Lou Rosario, porte-parole du centre opérationnel municipal de Rota, a déclaré : « Nous tenons bon. Actuellement, nous faisons face à de fortes tempêtes et à des inondations ». Les préoccupations sont croissantes alors que des responsables signalent des destructions graves sur l'île, où environ 1.500 habitants résident.
Le Service météorologique américain (NWS) a mis en garde contre des « dégâts catastrophiques » et une situation potentiellement mortelle. Leur annonce souligne que « le mur occidental de l'œil du super-typhon Bavi traverse actuellement Rota », avec des vents atteignant 290 km/h. Il est prédit que le plus grand nombre d'habitations sera « inhabitable pendant des semaines, voire plus longtemps ». Beaucoup de maisons, non construites en béton ou non renforcées, risquent d’être complètement détruites, avec des toits emportés et des murs en ruine.
Aubry Hocog, le maire de Rota, a appelé à la solidarité en affirmant : « En travaillant ensemble et en prenant les précautions nécessaires, nous pouvons protéger nos familles et nos voisins ». Située à proximité de Guam, une autre région américaine, Rota est en état d'alerte depuis dimanche, lorsque les pluies torrentielles et des vents violents ont déjà commencé à affecter les territoires voisins.
À Guam, un territoire de 170.000 habitants, les routes étaient presque désertées, et la police effectuait des patrouilles pour rappeler aux citoyens de rester prudents. Les précédents typhons, comme Sinlaku et Mawar, avaient déjà laissé des conséquences dramatiques, notamment de nombreuses coupures de courant. Actuellement, des équipes de gestion des urgences ont été déployées à Guam, où un centre d’approvisionnement a été ouvert, fournissant plus d’un million de litres d’eau et de repas.

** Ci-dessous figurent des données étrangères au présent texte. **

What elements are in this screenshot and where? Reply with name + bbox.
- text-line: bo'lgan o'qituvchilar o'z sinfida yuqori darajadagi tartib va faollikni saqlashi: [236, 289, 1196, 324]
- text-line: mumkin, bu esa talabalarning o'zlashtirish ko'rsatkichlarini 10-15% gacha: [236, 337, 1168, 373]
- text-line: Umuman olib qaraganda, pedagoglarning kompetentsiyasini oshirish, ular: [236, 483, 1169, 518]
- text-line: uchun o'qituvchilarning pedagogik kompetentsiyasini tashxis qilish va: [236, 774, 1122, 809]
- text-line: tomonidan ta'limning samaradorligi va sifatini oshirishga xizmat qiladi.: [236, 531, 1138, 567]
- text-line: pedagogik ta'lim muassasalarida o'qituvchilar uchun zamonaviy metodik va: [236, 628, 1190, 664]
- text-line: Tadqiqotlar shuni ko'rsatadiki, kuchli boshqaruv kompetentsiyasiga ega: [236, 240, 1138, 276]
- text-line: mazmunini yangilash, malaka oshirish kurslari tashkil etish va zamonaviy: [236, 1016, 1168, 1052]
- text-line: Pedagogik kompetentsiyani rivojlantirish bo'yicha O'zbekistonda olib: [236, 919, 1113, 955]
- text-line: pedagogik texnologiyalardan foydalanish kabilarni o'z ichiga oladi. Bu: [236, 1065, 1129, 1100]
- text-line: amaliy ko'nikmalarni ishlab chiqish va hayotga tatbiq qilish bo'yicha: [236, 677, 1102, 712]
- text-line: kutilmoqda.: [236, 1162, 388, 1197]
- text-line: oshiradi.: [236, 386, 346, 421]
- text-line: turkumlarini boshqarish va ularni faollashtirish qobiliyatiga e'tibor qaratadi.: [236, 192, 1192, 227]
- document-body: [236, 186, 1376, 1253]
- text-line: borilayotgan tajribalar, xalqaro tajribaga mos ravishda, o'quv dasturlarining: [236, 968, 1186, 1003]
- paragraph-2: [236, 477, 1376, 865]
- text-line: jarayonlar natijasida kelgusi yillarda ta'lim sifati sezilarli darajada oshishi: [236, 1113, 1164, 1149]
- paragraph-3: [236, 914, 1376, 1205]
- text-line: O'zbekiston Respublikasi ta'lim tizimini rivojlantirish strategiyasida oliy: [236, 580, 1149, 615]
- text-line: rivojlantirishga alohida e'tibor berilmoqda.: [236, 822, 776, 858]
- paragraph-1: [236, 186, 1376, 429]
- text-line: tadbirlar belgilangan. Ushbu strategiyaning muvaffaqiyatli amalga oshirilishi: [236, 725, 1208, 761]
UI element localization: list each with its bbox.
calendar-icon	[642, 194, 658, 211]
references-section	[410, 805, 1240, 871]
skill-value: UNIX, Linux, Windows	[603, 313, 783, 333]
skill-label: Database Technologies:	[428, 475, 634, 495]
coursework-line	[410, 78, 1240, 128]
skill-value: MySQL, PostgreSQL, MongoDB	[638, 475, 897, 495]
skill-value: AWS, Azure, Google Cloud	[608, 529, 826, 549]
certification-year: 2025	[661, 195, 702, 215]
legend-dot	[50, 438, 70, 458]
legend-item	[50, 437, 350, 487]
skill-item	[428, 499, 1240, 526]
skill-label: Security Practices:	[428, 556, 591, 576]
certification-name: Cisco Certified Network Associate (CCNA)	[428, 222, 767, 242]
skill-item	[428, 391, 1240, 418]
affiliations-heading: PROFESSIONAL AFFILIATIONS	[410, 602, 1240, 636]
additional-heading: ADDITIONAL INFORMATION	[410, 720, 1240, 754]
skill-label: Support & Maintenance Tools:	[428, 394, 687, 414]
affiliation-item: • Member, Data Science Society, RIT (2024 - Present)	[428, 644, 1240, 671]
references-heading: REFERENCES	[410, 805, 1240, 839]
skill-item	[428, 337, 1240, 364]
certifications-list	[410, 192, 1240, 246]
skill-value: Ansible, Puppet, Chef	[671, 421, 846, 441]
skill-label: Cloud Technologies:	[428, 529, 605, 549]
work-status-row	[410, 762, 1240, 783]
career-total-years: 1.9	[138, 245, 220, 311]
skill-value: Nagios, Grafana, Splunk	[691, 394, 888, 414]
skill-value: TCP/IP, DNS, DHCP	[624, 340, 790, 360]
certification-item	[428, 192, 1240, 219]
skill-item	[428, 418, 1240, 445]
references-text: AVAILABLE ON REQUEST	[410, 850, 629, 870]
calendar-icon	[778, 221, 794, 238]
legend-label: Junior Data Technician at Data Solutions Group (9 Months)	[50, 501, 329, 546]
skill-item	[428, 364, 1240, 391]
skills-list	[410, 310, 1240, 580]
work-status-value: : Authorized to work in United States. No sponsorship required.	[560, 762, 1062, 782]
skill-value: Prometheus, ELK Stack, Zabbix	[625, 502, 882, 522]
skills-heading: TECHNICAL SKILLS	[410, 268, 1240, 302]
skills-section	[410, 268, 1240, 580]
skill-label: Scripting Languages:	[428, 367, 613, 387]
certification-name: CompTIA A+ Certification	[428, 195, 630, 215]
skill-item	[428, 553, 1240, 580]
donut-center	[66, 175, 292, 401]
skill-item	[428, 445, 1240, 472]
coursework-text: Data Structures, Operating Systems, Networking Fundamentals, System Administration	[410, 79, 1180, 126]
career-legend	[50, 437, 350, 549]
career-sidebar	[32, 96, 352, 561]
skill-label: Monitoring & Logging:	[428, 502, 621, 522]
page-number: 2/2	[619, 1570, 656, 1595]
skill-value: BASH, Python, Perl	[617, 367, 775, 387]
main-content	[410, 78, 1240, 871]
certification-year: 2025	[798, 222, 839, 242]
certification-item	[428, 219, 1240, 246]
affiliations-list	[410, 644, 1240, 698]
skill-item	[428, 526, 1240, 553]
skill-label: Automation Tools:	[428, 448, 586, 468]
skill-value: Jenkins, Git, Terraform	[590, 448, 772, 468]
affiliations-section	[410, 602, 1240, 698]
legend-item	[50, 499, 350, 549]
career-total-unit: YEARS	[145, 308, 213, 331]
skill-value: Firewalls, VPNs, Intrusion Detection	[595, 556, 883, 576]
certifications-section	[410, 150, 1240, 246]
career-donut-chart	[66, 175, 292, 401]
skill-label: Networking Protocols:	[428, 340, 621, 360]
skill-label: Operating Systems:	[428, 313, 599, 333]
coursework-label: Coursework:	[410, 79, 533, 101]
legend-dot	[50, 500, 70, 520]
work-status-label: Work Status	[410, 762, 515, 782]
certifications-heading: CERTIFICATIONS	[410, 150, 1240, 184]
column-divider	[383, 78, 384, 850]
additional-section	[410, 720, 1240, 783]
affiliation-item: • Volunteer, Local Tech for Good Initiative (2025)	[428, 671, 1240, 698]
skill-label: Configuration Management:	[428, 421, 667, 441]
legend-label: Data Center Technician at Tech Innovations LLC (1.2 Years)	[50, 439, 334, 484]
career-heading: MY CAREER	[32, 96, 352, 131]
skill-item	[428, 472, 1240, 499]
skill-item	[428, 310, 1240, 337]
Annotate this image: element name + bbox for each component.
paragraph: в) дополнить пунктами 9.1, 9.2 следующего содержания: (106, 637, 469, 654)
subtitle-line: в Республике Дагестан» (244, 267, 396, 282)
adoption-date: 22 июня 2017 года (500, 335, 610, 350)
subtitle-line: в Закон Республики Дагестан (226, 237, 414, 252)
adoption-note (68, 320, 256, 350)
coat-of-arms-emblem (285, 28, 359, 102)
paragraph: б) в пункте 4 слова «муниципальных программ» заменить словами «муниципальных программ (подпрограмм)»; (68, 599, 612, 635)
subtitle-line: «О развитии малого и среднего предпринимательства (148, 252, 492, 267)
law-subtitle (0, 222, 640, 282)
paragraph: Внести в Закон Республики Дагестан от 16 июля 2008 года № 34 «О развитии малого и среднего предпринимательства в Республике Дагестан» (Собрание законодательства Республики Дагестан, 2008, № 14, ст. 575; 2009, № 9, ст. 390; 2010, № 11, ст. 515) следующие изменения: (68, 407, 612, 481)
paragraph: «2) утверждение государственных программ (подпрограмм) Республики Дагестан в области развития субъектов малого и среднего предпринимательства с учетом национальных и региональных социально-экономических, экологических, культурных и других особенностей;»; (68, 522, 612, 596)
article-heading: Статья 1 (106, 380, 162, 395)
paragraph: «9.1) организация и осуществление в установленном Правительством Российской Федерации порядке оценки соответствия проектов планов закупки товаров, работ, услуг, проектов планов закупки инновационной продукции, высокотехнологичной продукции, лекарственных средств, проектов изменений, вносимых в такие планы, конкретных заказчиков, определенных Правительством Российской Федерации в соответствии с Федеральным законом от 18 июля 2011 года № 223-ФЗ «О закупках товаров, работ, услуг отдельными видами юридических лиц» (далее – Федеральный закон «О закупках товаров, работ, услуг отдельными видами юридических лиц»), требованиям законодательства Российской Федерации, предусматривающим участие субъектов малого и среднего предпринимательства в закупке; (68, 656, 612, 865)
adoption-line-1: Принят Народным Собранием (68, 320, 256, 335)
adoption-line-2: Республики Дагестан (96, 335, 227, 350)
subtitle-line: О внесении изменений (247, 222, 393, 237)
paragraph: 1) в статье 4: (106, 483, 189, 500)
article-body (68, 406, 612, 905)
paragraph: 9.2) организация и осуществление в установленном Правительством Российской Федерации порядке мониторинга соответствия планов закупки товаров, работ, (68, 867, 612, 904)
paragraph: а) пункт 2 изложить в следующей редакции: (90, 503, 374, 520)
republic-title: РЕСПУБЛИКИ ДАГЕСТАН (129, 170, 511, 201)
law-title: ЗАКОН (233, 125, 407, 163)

En outre, l’Organisation météorologique internationale (OMI) a averti que l'événement climatique El Niño, déjà actif dans le Pacifique tropical, pourrait aggraver la situation, en perturbant les modèles météorologiques et en intensifiant la fréquence des catastrophes naturels. Le réchauffement des eaux pourrait alors contribuer à la violence des tempêtes à venir.